0.5.6 failing Multiple GPU Error
shivam-aggarwal opened this issue · 3 comments
shivam-aggarwal commented
Not able to run the code on multiple GPU using torch.nn.DataParallel.
@lucidrains this is the reason. self.hidden doesn't have corresponding key.
hidden = self.hidden[x.device]
KeyError: device(type='cuda', index=0)
This is the exact line .
Please help with the same.
Thanks!
lucidrains commented
@shivam-aggarwal can you give DDP a try?

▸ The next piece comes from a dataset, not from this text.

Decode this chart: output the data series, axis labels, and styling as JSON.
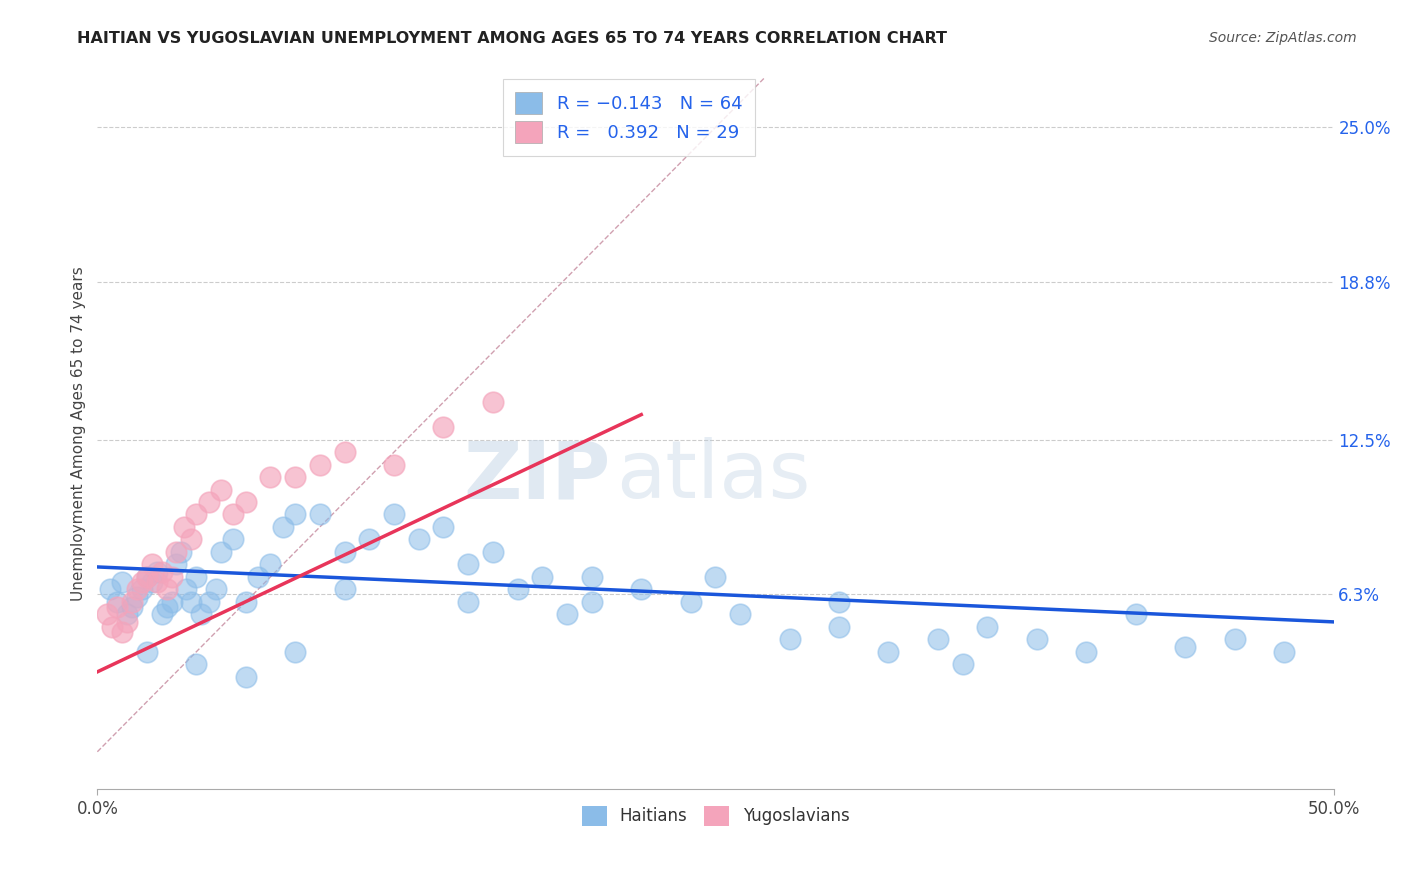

I think DDP is the preferred way to go distributed these days anyhow
lich99 commented
@shivam-aggarwal maybe you can try to replace the clear()
method to pop()
in function NetWrapper.get_representation()
looks like:
def get_representation(self, x):
if self.layer == -1:
return self.net(x)
if not self.hook_registered:
self._register_hook()
_ = self.net(x)
hidden = self.hidden.pop(x.device)
assert hidden is not None, f'hidden layer {self.layer} never emitted an output'
return hidden
opeide commented
I had the same issue with DDP and in my case the culprit was torch.nn.SyncBatchNorm.convert_sync_batchnorm(model) (in my own code).
I guess a BN layer was my hidden output.